Argumen-argumen utama indigenis

sunting

Gagasan "bangsa Arya pribumi" disandarkan pada tafsir-tafsir data arkeologis, genetis, dan kebahasaan tertentu, serta tafsir-tafsir harfiah atas Regweda.[57][11][web 3] Argumen-argumen standar, yang digunakan untuk mendukung teori "Arya Pribumi" sekaligus untuk melawan teori Mirgasi India-Arya yang berterima umum, adalah sebagai berikut:

  • Mempertanyakan teori Migrasi India-Arya:
    • Menampilkan teori Migrasi India-Arya sebagai "Teori Invasi India-Arya",[58][keterangan 8] yang direka penjajah pada abad ke-19 untuk menindas bangsa India.[59]
    • Mempertanyakan metodologi linguistika.[60][61][62]
    • Membenarkan gagasan tentang kesinambungan kebudayaan pribumi dengan alasan bahwa tidak ada sisa-sisa peninggalan arkeologis bangsa India-Arya di kawasan barat laut India.[61]
    • Mempertanyakan bukti genetis.[web 4][web 5]
    • Membantah kemungkinan bahwa rombongan-rombongan kecil sanggup mengubah kebudayaan dan bahasa secara mendalam.[web 3]
  • Mempertanggal-ulang sejarah India dengan mengusulkan kronologi Weda-Purana:[63]
    • Membenarkan gagasan tentang asal-usul purba dan pribumi bahasa Sangsekerta,[64][61] dengan mempertanggal Regweda dan masyarakat Weda pada atau sebelum milenium ke-3 Pramasehi.[55][65][66][62] Tindakan ini mencakup:
      • Menyamakan Sungai Saraswati, yang disifatkan di dalam Regweda sebagai sebuah sungai besar, dengan Sungai Gagar-Hakra yang mengering sekitar tahun 2000 Pramasehi, dan dengan demikian membenarkan gagasan tentang pertanggalan Regweda yang lebih silam.[67]
      • Membenarkan gagasan tentang keberadaan satwa kuda dan kereta kuda di India sebelum tahun 2000 Pramasehi.
    • Menyamakan masyarakat Weda dengan peradaban Harapa.[2][65]
    • Mempertanggal-ulang sejarah India berdasarkan kronologi Weda-Purana.[68]
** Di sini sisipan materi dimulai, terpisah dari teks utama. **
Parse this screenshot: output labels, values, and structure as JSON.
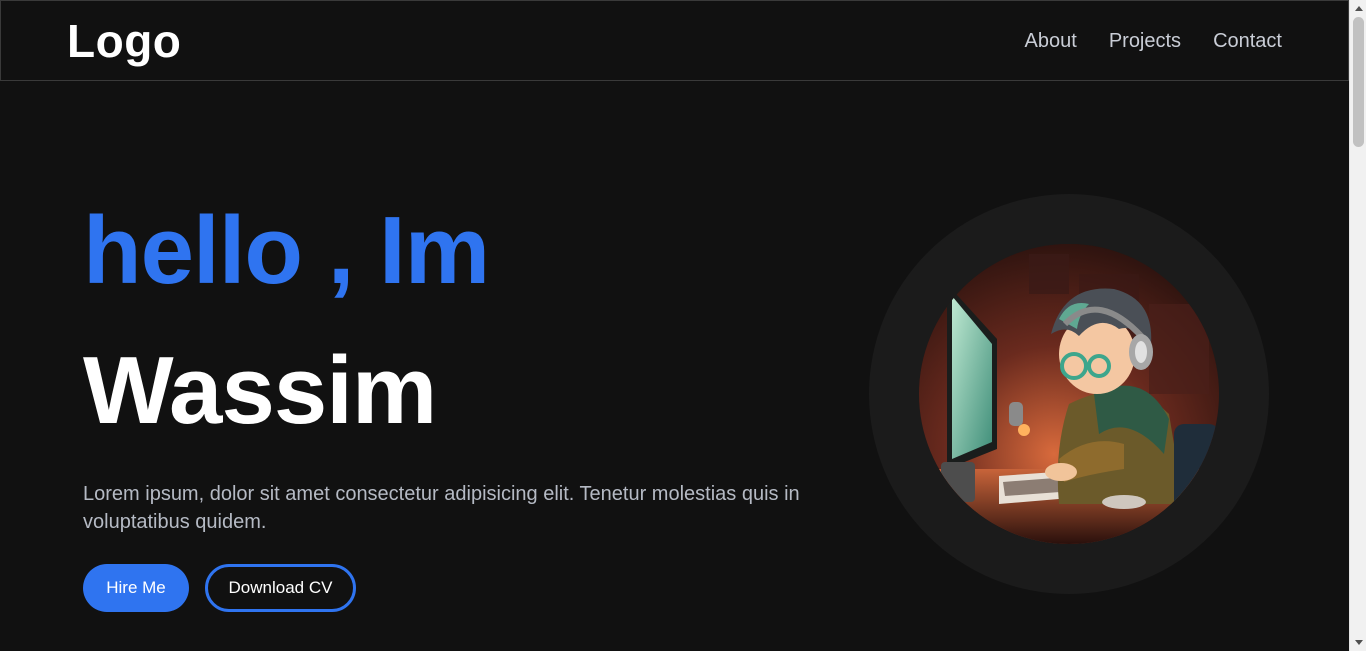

Menggugat Teori Migrasi Arya

sunting

Retorika "Invasi Arya"

sunting

Gagasan kadaluarsa "invasi Arya" sudah lama digunakan sebagai argumen orang-orangan jerami untuk menyerang Teori Migrasi India-Arya.[58][keterangan 8] Menurut Witzel, model invasi dikecam para pengusung Teori Arya Pribumi sebagai pembenaran terhadap pemerintahan kolonial:[58]
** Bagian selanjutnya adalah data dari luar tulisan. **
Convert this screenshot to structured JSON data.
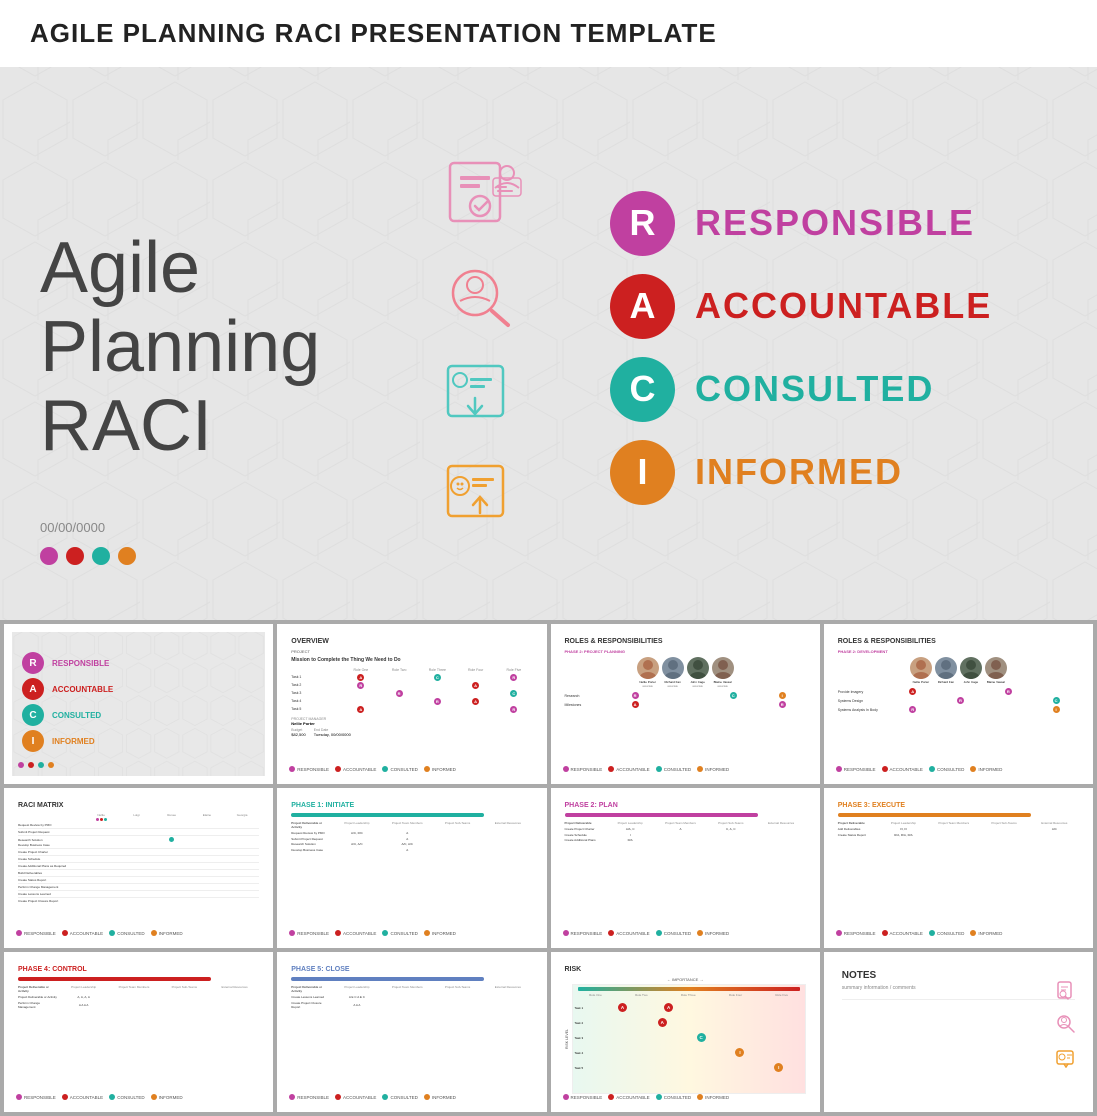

Teori tentang imigrasi Arya penutur bahasa India-Arya ("invasi Arya") hanya dipandang sebagai alat kebijakan Inggris untuk membenarkan penyerobotan mereka atas India dan pemerintahan kolonial yang menyusul kemudian: dalam kedua-dua kasus tersebut, suatu "ras kulit putih" dianggap menundukkan populasi tempatan yang lebih gelap warna kulitnya.

Di lain pihak, Koenraad Elst, salah seorang pendukung Teori Arya Pribumi, mengemukakan sebagai berikut:[69]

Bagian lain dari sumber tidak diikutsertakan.